What I Didn’t Love: (1) A few things didn’t ring quite true—such as when a God-fearing person refers to humans as animals. Maybe futuristic Quakers will accept a completely naturalistic explanation of life, in which humans are considered animals; but I doubt that this will ever be a majority opinion among spiritual communities (although I have very little familiarity with Quaker theology). I think the reverence for our humanity, the thing that separates us from animals, is too great for that sort of casual comment. It sounds like agnosticism trying to mask itself as theology.

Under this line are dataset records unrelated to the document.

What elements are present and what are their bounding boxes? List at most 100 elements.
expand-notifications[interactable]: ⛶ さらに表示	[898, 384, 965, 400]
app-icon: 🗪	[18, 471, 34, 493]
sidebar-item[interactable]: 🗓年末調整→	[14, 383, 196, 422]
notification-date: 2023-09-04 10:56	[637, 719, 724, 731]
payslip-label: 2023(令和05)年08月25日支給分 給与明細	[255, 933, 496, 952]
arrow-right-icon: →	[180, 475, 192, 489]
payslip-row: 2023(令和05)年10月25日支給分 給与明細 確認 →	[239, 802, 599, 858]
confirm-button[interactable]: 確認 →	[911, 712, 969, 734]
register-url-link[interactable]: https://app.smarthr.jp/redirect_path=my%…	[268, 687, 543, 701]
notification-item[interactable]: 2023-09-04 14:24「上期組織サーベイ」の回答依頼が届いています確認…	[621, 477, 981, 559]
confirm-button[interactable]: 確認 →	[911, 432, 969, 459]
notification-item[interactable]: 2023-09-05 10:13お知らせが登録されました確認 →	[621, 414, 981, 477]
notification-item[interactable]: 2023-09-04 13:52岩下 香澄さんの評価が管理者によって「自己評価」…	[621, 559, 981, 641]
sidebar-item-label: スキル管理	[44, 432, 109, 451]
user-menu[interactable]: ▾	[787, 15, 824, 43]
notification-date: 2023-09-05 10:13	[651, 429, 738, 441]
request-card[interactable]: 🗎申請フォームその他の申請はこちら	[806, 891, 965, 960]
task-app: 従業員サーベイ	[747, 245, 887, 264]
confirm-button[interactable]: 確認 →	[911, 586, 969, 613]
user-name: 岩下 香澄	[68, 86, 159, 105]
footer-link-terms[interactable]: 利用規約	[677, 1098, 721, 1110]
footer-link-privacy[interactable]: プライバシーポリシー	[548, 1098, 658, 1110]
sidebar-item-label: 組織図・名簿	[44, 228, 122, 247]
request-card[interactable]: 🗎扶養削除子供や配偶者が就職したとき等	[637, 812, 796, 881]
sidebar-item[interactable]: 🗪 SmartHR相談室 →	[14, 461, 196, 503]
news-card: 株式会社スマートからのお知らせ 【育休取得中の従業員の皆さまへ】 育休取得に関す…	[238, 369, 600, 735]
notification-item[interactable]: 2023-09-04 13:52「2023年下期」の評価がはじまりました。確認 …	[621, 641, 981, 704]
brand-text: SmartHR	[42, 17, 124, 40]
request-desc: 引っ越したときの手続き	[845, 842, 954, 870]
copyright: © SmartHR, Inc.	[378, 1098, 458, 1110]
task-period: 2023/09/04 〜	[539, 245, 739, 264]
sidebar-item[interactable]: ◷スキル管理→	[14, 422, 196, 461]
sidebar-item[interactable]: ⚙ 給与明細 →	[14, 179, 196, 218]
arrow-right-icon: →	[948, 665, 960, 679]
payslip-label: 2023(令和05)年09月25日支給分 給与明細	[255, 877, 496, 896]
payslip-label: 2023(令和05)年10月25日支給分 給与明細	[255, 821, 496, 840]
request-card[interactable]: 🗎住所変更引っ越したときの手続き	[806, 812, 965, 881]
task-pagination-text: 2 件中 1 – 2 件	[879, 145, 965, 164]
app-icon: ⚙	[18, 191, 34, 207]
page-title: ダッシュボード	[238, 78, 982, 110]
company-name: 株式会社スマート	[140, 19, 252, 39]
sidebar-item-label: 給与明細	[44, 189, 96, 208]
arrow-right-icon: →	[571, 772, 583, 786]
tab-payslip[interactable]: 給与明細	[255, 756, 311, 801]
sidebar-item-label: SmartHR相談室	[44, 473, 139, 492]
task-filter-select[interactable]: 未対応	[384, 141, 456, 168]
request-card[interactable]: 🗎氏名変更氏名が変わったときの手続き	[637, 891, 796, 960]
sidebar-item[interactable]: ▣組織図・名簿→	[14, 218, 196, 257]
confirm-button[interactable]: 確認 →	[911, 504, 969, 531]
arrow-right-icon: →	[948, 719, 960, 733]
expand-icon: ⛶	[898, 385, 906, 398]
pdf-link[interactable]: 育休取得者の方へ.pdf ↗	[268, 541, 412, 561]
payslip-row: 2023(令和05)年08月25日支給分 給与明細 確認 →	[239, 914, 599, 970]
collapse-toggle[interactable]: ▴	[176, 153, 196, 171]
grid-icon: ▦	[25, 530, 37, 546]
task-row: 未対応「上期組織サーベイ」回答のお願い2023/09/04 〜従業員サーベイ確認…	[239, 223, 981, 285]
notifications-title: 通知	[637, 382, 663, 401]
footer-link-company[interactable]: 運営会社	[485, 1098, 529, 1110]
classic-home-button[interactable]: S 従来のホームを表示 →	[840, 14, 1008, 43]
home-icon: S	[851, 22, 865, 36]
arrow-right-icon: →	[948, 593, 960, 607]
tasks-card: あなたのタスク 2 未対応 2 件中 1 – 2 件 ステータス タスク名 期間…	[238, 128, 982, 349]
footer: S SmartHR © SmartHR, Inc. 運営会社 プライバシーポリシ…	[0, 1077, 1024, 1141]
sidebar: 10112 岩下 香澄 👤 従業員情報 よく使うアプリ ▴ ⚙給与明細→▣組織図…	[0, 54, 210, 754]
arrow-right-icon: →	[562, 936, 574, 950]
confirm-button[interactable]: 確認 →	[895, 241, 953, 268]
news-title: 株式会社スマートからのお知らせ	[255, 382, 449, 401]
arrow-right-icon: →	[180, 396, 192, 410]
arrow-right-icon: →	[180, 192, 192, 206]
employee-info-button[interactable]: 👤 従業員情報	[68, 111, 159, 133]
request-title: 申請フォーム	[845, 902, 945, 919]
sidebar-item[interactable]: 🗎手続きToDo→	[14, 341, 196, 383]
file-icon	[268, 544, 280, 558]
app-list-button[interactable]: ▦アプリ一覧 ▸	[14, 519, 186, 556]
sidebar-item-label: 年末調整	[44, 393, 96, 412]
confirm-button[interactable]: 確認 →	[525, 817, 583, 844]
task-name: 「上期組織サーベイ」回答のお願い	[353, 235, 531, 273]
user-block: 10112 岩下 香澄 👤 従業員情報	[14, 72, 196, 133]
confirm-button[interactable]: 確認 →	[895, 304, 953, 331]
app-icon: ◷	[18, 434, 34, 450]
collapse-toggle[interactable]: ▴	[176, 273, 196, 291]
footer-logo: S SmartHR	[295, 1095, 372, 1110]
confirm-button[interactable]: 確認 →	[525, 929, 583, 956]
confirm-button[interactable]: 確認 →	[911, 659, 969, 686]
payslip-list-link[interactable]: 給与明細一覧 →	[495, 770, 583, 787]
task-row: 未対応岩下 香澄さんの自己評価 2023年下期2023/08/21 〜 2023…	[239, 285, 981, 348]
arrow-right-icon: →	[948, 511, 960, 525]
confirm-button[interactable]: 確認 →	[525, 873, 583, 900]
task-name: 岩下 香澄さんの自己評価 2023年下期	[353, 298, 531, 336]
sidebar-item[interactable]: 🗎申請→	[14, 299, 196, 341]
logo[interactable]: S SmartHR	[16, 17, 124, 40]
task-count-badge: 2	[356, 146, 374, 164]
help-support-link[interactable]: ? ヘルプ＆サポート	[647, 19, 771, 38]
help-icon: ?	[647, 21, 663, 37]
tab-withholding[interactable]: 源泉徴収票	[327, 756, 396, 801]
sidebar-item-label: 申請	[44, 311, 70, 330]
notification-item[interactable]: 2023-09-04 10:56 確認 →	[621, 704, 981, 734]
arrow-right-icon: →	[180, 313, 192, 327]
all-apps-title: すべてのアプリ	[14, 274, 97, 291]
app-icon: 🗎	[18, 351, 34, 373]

But those moments are comparatively rare. Gloss got the important thing right, namely that for all the truthful, searing human folly present in every character, there is also a certain peace about the community that rings just as true.
(2) The plot is a bit of a snore, although the tension in the writing still kept me reading. The structure and purpose of the book were better formed than they are in your typical character or plot driven novels. This novel was more “idea-driven,” or, as Orson Scott Card might have put it in his Writing Science Fiction and Fantasy, “milieu-driven.” The wandering plot feels designed to mirror the wandering quality of a Quaker’s movements in the spiritual realm—waiting for the spirit to speak through them to the community at large. Waiting. Listening. Then, perhaps, speaking.
Other Comments: There is some very technical jargon about the ship and the theories of survival. I don’t really understand or care about those, but I thought I’d mention them in case they matter to someone else.
Recommendation: For adults who love thoughtful, literary sci-fi and for readers wanting an intro to hard-sci-fi (because the book is rather short).
***3 stars for character, atmosphere and cohesive vision.
Favorite Quote: “When people are feeling the weight of their own lives, they want to see the life other animals are given, and there is something mysterious and revealing about the discarded machinery of birds’ lives. In abandoned flakes of eggshell, emptied seed cases, the hollow stems of cottongrass, in the delicate attenuated backbones of fish and the teeth of desiccated crustaceans, you can sometimes glimpse the bare and intricate structures of God” (239).